Des bâtiments à trois étages côtoyaient des édifices d'aspect austère, sans qu'aucun ne soit aligné sur son voisin. En dehors des portes et de quelques trous d'aération, les façades ne comportaient pratiquement pas d'ouverture, les Sargadéens se protégeaient ainsi de la chaleur et des nuages de poussière.

L'escalier permettant de se rendre à l'étage supérieur était disposé sur une autre face de la ville. Cet agencement visait à allonger le parcours d'une armée d'invasion. Même si à ces latitudes l'empire de Sagrad était sans rival, il n'en fût pas de même en tout temps et ce système était un leg du passé. Aujourd'hui, cet agencement compliquaient considérablement la tâche à qui voulaient rejoindre le palier des marchands, mais le trajet se fit à l'ombre et un courant d'air rafraîchissant courait entre les bâtisses.

La vue des marches annonça un nouveau moment d'intense pénibilité. Les locaux ne ralentirent pas et entreprirent l'ascension comme si de rien était. Pour les trois compagnons, la progression fut plus éprouvante et ils ne supportaient plus leurs vêtements en atteignant le sommet. L'étage ressemblait au précédent et ils se dirigèrent sans attendre vers la fraîcheur de la première artère qu'il trouvèrent..

Entre les maisons de boutiquiers, les échoppes de tisserand et autres vendeurs de galettes, circulait une foule hétéroclite. Les plus pauvres étaient vêtus d'une simple peau de mouton nouée à la taille ; les hommes et les femmes ayant acquis un certain statut social portaient des tissus plus légers et se paraient de nombreux bijoux faits d'or et de pierreries. Parmi eux, des négociants vêtus d'étoffes précieuses se lançaient dans des négociations bruyantes et acharnées. Des vendeurs ambulants interpellaient les passants avec acharnement. Impossible de faire quelques pas sans se voir proposer des biscuits, de la viande fumée, ou encore des fruits.

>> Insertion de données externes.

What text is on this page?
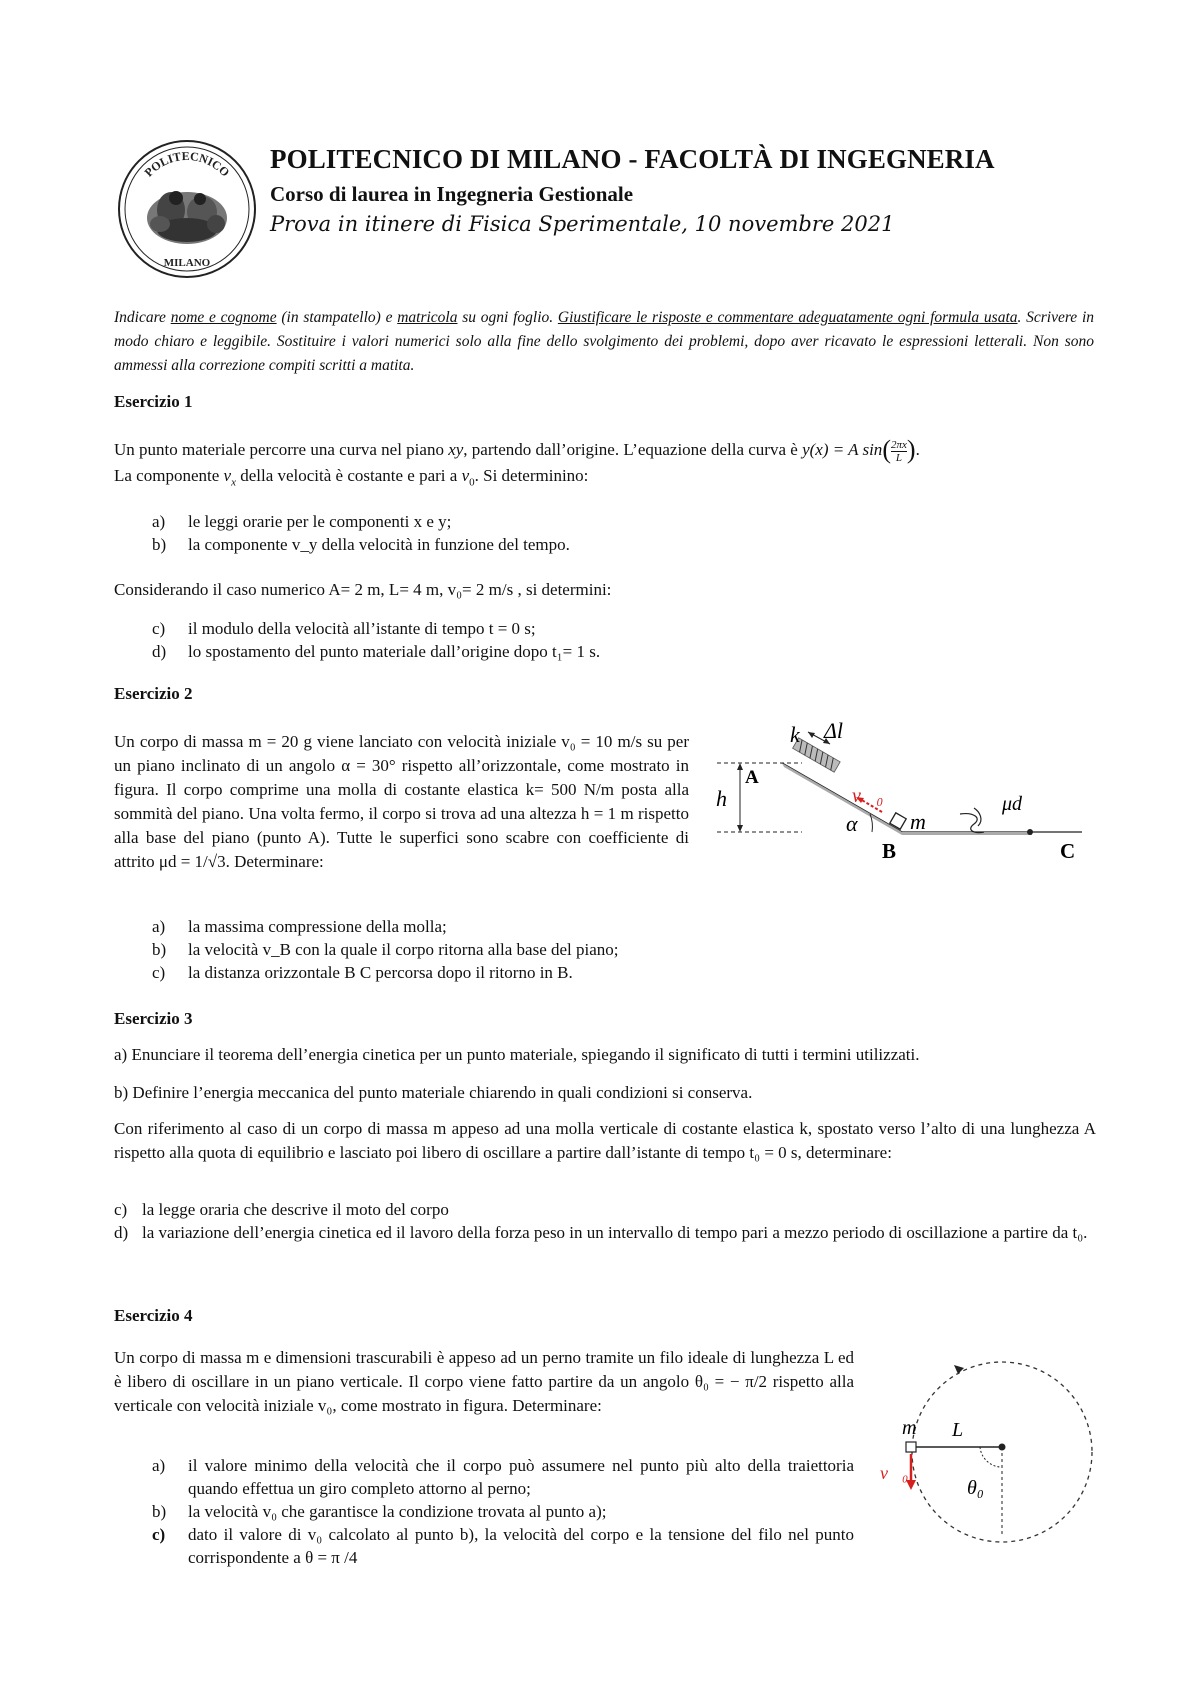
POLITECNICO
MILANO
POLITECNICO DI MILANO - FACOLTÀ DI INGEGNERIA
Corso di laurea in Ingegneria Gestionale
Prova in itinere di Fisica Sperimentale, 10 novembre 2021
Indicare nome e cognome (in stampatello) e matricola su ogni foglio. Giustificare le risposte e commentare adeguatamente ogni formula usata. Scrivere in modo chiaro e leggibile. Sostituire i valori numerici solo alla fine dello svolgimento dei problemi, dopo aver ricavato le espressioni letterali. Non sono ammessi alla correzione compiti scritti a matita.
Esercizio 1
Un punto materiale percorre una curva nel piano xy, partendo dall’origine. L’equazione della curva è y(x) = A $\sin( \frac{2\pi x}{L}$ ).
La componente $v_x$ della velocità è costante e pari a $v_0$. Si determinino:
a) le leggi orarie per le componenti x e y;
b) la componente v_y della velocità in funzione del tempo.
Considerando il caso numerico A= 2 m, L= 4 m, v₀= 2 m/s , si determini:
c) il modulo della velocità all’istante di tempo t = 0 s;
d) lo spostamento del punto materiale dall’origine dopo t₁= 1 s.
Esercizio 2
Un corpo di massa m = 20 g viene lanciato con velocità iniziale v₀ = 10 m/s su per un piano inclinato di un angolo α = 30° rispetto all’orizzontale, come mostrato in figura. Il corpo comprime una molla di costante elastica k= 500 N/m posta alla sommità del piano. Una volta fermo, il corpo si trova ad una altezza h = 1 m rispetto alla base del piano (punto A). Tutte le superfici sono scabre con coefficiente di attrito μd = 1/√3. Determinare:
a) la massima compressione della molla;
b) la velocità v_B con la quale il corpo ritorna alla base del piano;
c) la distanza orizzontale B C percorsa dopo il ritorno in B.
k Δl
A
h	v⃗₀
α m
B
μd
C
Esercizio 3
a) Enunciare il teorema dell’energia cinetica per un punto materiale, spiegando il significato di tutti i termini utilizzati.
b) Definire l’energia meccanica del punto materiale chiarendo in quali condizioni si conserva.
Con riferimento al caso di un corpo di massa m appeso ad una molla verticale di costante elastica k, spostato verso l’alto di una lunghezza A rispetto alla quota di equilibrio e lasciato poi libero di oscillare a partire dall’istante di tempo t₀ = 0 s, determinare:
c) la legge oraria che descrive il moto del corpo
d) la variazione dell’energia cinetica ed il lavoro della forza peso in un intervallo di tempo pari a mezzo periodo di oscillazione a partire da t₀.
Esercizio 4
Un corpo di massa m e dimensioni trascurabili è appeso ad un perno tramite un filo ideale di lunghezza L ed è libero di oscillare in un piano verticale. Il corpo viene fatto partire da un angolo θ₀ = − π/2 rispetto alla verticale con velocità iniziale v₀, come mostrato in figura. Determinare:
a) il valore minimo della velocità che il corpo può assumere nel punto più alto della traiettoria quando effettua un giro completo attorno al perno;
b) la velocità v₀ che garantisce la condizione trovata al punto a);
c) dato il valore di v₀ calcolato al punto b), la velocità del corpo e la tensione del filo nel punto corrispondente a θ = π /4
m L
v⃗₀
θ₀
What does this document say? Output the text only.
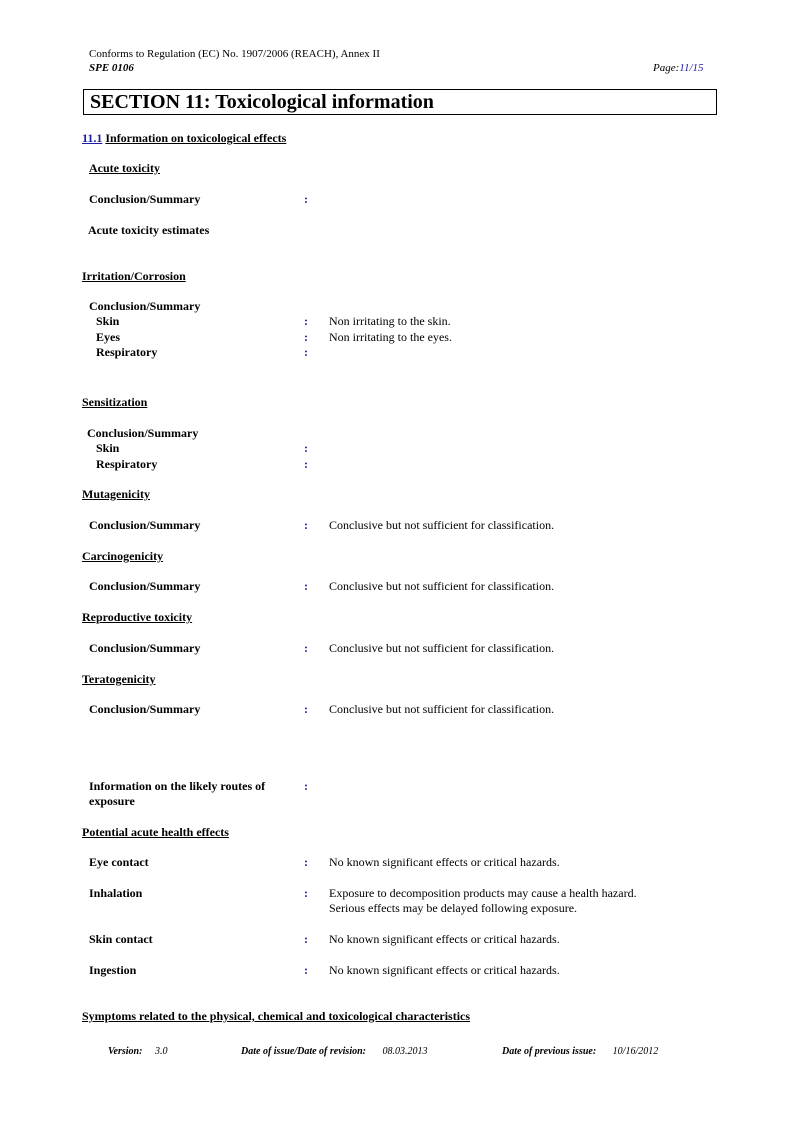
Conforms to Regulation (EC) No. 1907/2006 (REACH), Annex II
SPE 0106	Page:11/15
SECTION 11: Toxicological information
11.1 Information on toxicological effects
Acute toxicity
Conclusion/Summary	:
Acute toxicity estimates
Irritation/Corrosion
Conclusion/Summary
Skin	: Non irritating to the skin.
Eyes	: Non irritating to the eyes.
Respiratory	:
Sensitization
Conclusion/Summary
Skin	:
Respiratory	:
Mutagenicity
Conclusion/Summary	: Conclusive but not sufficient for classification.
Carcinogenicity
Conclusion/Summary	: Conclusive but not sufficient for classification.
Reproductive toxicity
Conclusion/Summary	: Conclusive but not sufficient for classification.
Teratogenicity
Conclusion/Summary	: Conclusive but not sufficient for classification.
Information on the likely routes of
exposure
:
Potential acute health effects
Eye contact	: No known significant effects or critical hazards.
Inhalation	: Exposure to decomposition products may cause a health hazard.
Serious effects may be delayed following exposure.
Skin contact	: No known significant effects or critical hazards.
Ingestion	: No known significant effects or critical hazards.
Symptoms related to the physical, chemical and toxicological characteristics
Version: 3.0	Date of issue/Date of revision: 08.03.2013	Date of previous issue: 10/16/2012
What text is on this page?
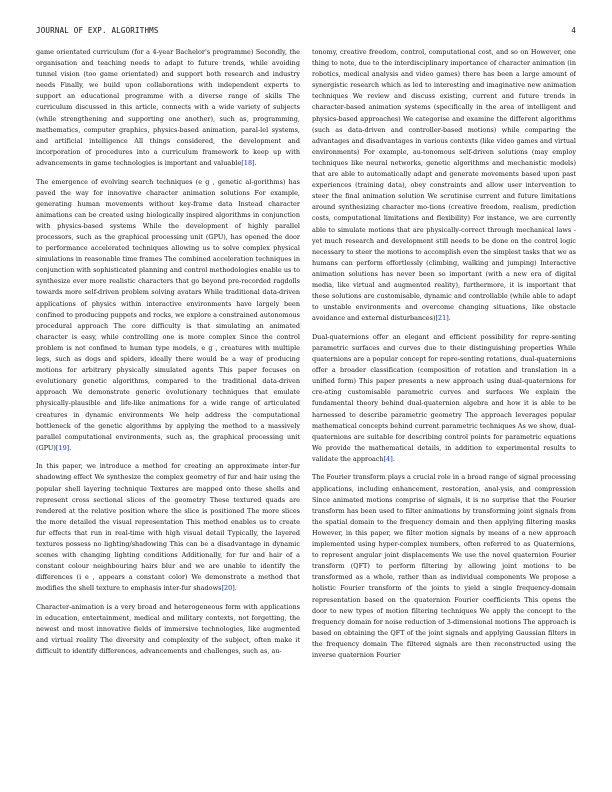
JOURNAL OF EXP. ALGORITHMS	4

game orientated curriculum (for a 4-year Bachelor's programme) Secondly, the organisation and teaching needs to adapt to future trends, while avoiding tunnel vision (too game orientated) and support both research and industry needs Finally, we build upon collaborations with independent experts to support an educational programme with a diverse range of skills The curriculum discussed in this article, connects with a wide variety of subjects (while strengthening and supporting one another), such as, programming, mathematics, computer graphics, physics-based animation, paral-lel systems, and artificial intelligence All things considered, the development and incorporation of procedures into a curriculum framework to keep up with advancements in game technologies is important and valuable[18].

The emergence of evolving search techniques (e g , genetic al-gorithms) has paved the way for innovative character animation solutions For example, generating human movements without key-frame data Instead character animations can be created using biologically inspired algorithms in conjunction with physics-based systems While the development of highly parallel processors, such as the graphical processing unit (GPU), has opened the door to performance accelerated techniques allowing us to solve complex physical simulations in reasonable time frames The combined acceleration techniques in conjunction with sophisticated planning and control methodologies enable us to synthesize ever more realistic characters that go beyond pre-recorded ragdolls towards more self-driven problem solving avatars While traditional data-driven applications of physics within interactive environments have largely been confined to producing puppets and rocks, we explore a constrained autonomous procedural approach The core difficulty is that simulating an animated character is easy, while controlling one is more complex Since the control problem is not confined to human type models, e g , creatures with multiple legs, such as dogs and spiders, ideally there would be a way of producing motions for arbitrary physically simulated agents This paper focuses on evolutionary genetic algorithms, compared to the traditional data-driven approach We demonstrate generic evolutionary techniques that emulate physically-plausible and life-like animations for a wide range of articulated creatures in dynamic environments We help address the computational bottleneck of the genetic algorithms by applying the method to a massively parallel computational environments, such as, the graphical processing unit (GPU)[19].

In this paper, we introduce a method for creating an approximate inter-fur shadowing effect We synthesize the complex geometry of fur and hair using the popular shell layering technique Textures are mapped onto these shells and represent cross sectional slices of the geometry These textured quads are rendered at the relative position where the slice is positioned The more slices the more detailed the visual representation This method enables us to create fur effects that run in real-time with high visual detail Typically, the layered textures possess no lighting/shadowing This can be a disadvantage in dynamic scenes with changing lighting conditions Additionally, for fur and hair of a constant colour neighbouring hairs blur and we are unable to identify the differences (i e , appears a constant color) We demonstrate a method that modifies the shell texture to emphasis inter-fur shadows[20].

Character-animation is a very broad and heterogeneous form with applications in education, entertainment, medical and military contexts, not forgetting, the newest and most innovative fields of immersive technologies, like augmented and virtual reality The diversity and complexity of the subject, often make it difficult to identify differences, advancements and challenges, such as, au-

tonomy, creative freedom, control, computational cost, and so on However, one thing to note, due to the interdisciplinary importance of character animation (in robotics, medical analysis and video games) there has been a large amount of synergistic research which as led to interesting and imaginative new animation techniques We review and discuss existing, current and future trends in character-based animation systems (specifically in the area of intelligent and physics-based approaches) We categorise and examine the different algorithms (such as data-driven and controller-based motions) while comparing the advantages and disadvantages in various contexts (like video games and virtual environments) For example, au-tonomous self-driven solutions (may employ techniques like neural networks, genetic algorithms and mechanistic models) that are able to automatically adapt and generate movements based upon past experiences (training data), obey constraints and allow user intervention to steer the final animation solution We scrutinise current and future limitations around synthesizing character mo-tions (creative freedom, realism, prediction costs, computational limitations and flexibility) For instance, we are currently able to simulate motions that are physically-correct through mechanical laws - yet much research and development still needs to be done on the control logic necessary to steer the motions to accomplish even the simplest tasks that we as humans can perform effortlessly (climbing, walking and jumping) Interactive animation solutions has never been so important (with a new era of digital media, like virtual and augmented reality), furthermore, it is important that these solutions are customisable, dynamic and controllable (while able to adapt to unstable environments and overcome changing situations, like obstacle avoidance and external disturbances)[21].

Dual-quaternions offer an elegant and efficient possibility for repre-senting parametric surfaces and curves due to their distinguishing properties While quaternions are a popular concept for repre-senting rotations, dual-quaternions offer a broader classification (composition of rotation and translation in a unified form) This paper presents a new approach using dual-quaternions for cre-ating customisable parametric curves and surfaces We explain the fundamental theory behind dual-quaternion algebra and how it is able to be harnessed to describe parametric geometry The approach leverages popular mathematical concepts behind current parametric techniques As we show, dual-quaternions are suitable for describing control points for parametric equations We provide the mathematical details, in addition to experimental results to validate the approach[4].

The Fourier transform plays a crucial role in a broad range of signal processing applications, including enhancement, restoration, anal-ysis, and compression Since animated motions comprise of signals, it is no surprise that the Fourier transform has been used to filter animations by transforming joint signals from the spatial domain to the frequency domain and then applying filtering masks However, in this paper, we filter motion signals by means of a new approach implemented using hyper-complex numbers, often referred to as Quaternions, to represent angular joint displacements We use the novel quaternion Fourier transform (QFT) to perform filtering by allowing joint motions to be transformed as a whole, rather than as individual components We propose a holistic Fourier transform of the joints to yield a single frequency-domain representation based on the quaternion Fourier coefficients This opens the door to new types of motion filtering techniques We apply the concept to the frequency domain for noise reduction of 3-dimensional motions The approach is based on obtaining the QFT of the joint signals and applying Gaussian filters in the frequency domain The filtered signals are then reconstructed using the inverse quaternion Fourier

Leur périple s'acheva devant une bâtisse étroite à trois étages. Chunsène entra suivit de ses deux compagnons. Le rez-de-chaussé était plongé dans la pénombre, éclairé par quelques rares lampes à huile et les filets de lumière passant à travers les aérations. Il y régnait une odeur entêtante d'épices qui semblait avoir imprégné jusqu'aux briques des murs. Assis à des tables, des hommes au crâne et au visage parfaitement rasés conversaient et buvaient de la bière à la paille. À nouveau, les regards se tournèrent sur Izba et Chunsène, certains chuchotèrent, mais il n'y avait dans leur attitude ni hostilité, ni bienveillance. Une jeune femme coquettement vêtue et parée d'innombrables bijoux vint les accueillir. Avant même de leur parler elles leur tendit des godets de terre cuite contenant une eau fraîche. Les trois compagnons se jetèrent dessus avec avidité.

— Puisse Nantiath étancher la soif des Asargadéens, bienvenue à eux.

Elle avait une voix douce, des rondeurs généreuses, sa peau était plus pâle et moins ridée que le commun des Sargadéens. Sans aucun doute, son mode de vie était moins hostile que celui des habitants des étages inférieurs.